Many pacing systems include a PVARP, which prevents sensing of an atrial impulse shortly after delivery of a ventricular one in order to ↓ risk of pacemaker-mediated tachycardia.

Therefore, for this to occur the retrograde AV nodal conduction needs to be slower than the PVARP so it is registered when the impulse reaches the atria.

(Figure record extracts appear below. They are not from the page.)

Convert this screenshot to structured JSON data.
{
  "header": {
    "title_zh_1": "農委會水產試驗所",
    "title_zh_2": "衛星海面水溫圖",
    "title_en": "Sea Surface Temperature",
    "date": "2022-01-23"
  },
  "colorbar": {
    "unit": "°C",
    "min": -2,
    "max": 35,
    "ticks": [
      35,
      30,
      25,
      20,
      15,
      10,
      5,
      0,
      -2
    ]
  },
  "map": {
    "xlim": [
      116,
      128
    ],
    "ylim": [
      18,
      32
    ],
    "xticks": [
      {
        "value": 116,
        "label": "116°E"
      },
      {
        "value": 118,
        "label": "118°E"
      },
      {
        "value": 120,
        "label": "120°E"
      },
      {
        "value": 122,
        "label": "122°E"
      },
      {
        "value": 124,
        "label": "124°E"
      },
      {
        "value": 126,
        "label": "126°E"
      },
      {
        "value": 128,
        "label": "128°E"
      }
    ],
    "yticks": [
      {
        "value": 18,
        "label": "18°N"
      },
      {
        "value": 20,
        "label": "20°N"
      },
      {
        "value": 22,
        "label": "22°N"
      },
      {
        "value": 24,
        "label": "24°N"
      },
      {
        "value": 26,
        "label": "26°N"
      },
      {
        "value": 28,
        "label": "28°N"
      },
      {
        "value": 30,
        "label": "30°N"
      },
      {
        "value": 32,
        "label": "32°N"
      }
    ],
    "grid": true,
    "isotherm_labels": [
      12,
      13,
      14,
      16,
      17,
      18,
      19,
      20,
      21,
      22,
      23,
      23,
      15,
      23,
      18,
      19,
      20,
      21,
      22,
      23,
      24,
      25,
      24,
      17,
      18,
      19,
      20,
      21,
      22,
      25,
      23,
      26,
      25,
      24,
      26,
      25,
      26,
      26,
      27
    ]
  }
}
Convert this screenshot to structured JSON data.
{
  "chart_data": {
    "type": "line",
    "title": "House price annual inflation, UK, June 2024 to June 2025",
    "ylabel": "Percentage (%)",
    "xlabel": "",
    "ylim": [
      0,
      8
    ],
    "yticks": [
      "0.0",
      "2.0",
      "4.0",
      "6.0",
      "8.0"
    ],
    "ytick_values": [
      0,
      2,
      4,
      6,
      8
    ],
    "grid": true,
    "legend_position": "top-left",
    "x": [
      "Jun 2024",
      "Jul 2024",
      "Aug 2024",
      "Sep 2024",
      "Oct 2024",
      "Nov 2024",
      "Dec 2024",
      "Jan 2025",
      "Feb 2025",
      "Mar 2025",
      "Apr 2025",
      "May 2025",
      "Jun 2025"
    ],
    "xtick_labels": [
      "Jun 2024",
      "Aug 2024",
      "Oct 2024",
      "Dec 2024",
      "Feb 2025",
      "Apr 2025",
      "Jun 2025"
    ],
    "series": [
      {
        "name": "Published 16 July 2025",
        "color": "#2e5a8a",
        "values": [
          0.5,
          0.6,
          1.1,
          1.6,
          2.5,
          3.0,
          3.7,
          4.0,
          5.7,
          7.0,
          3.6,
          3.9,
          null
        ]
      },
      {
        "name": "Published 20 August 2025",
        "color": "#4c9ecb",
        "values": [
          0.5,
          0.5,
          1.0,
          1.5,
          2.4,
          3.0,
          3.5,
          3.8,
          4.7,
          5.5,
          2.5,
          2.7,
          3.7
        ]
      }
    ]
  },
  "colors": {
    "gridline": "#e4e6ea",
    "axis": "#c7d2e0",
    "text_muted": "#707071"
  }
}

Pacemaker-mediated tachycardia may occur with permanent systems but is usually self-terminated, as the system recognises the arrhythmia and defaults to a DDI mode.

Management:

  • Pause pacing
    This will terminate a pacemaker-mediated rhythm.
  • PVARP
    Will be limited by the set A-V interval and the set rate.
  • Change to DDI or VVI

Crosstalk

Crosstalk occurs when there are two pacing systems in use. Crosstalk:

  • Usually occurs when there is a temporary epicardial system and a permanent system in place
  • May result in failure to pace if:
    • The faster system fails to capture the chamber it is pacing
    • The slower system senses the attempt to the faster system, and inhibits its own pacing

References

  1. Bersten, A. D., & Handy, J. M. (2018). Oh’s Intensive Care Manual. Elsevier Gezondheidszorg.